The Greece of Books . . .


Looking out at the Aegean Sea in 2006 on the painting trip to Greece led by Robert Dvorak.


Houston, 6 p.m.

Europe already sleeps beneath a coarse plaid of borders
and ancient hatreds: France nestled
up to Germany, Bosnia in Serbia’s arms,
lonely Sicily in azure seas.

It’s early evening here, the lamp is lit
and the dark sun swiftly fades. 

I’m alone, I read a little, think a little,
listen to a little music.

I’m where there’s friendship,
but no friends, where enchantment
grows without magic,
where the dead laugh.

I’m alone because Europe is sleeping.

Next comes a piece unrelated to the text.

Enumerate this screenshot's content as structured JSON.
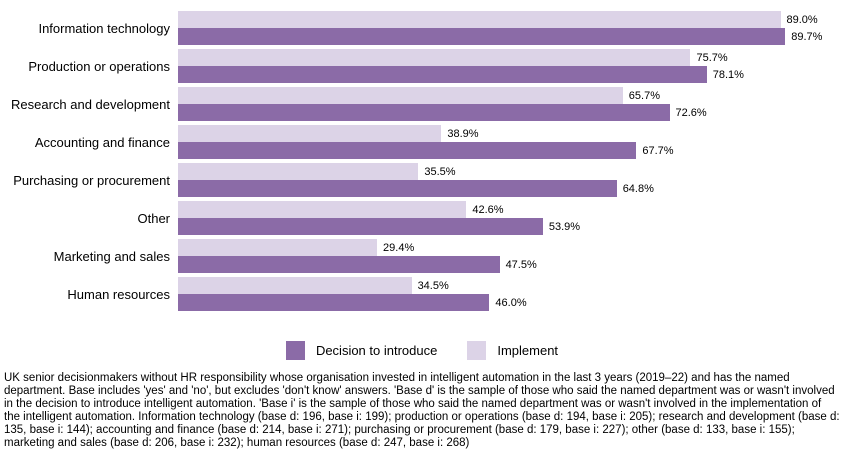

My love
sleeps in a tall house on the outskirts of Paris.

In Krakow and Paris my friends
wade in the same river of oblivion.

I read and think; in one poem
I found the phrase “There are blows so terrible . . .
Don’t ask!” I don’t. A helicopter
breaks the evening quiet.

Poetry calls us to a higher life,
but what’s low is just as eloquent,
more plangent than Indo-European,
stronger than my books and records.

There are not nightingales or blackbirds here
with their sad, sweet cantilenas,
only the mockingbird who imitates
and mimics every living voice.

Poetry summons us to life, to courage
in the face of the growing shadow.
Can you gaze calmly at the Earth
like the perfect astronaut?

Out of harmless indolence, the Greece of books,
and the Jerusalem of memory there suddenly appears
the island of a poem, unpeopled;
some new Cook will discover it one day.

Europe is already sleeping. Night’s animals,
mournful and rapacious,
move in for the kill.
Soon America will be sleeping, too.


Adam Zagajewski,                     (Born 1945)
             translated by Clare Cavanagh

Mysticism for Beginners, Farrar Straus Giroux, 1997, page 69.

Thinking about what is happening all over the world, as we wake or sleep--especially if we find ourselves far from home--is a universal interest. Where are you sleeping tonight, where were you five years ago???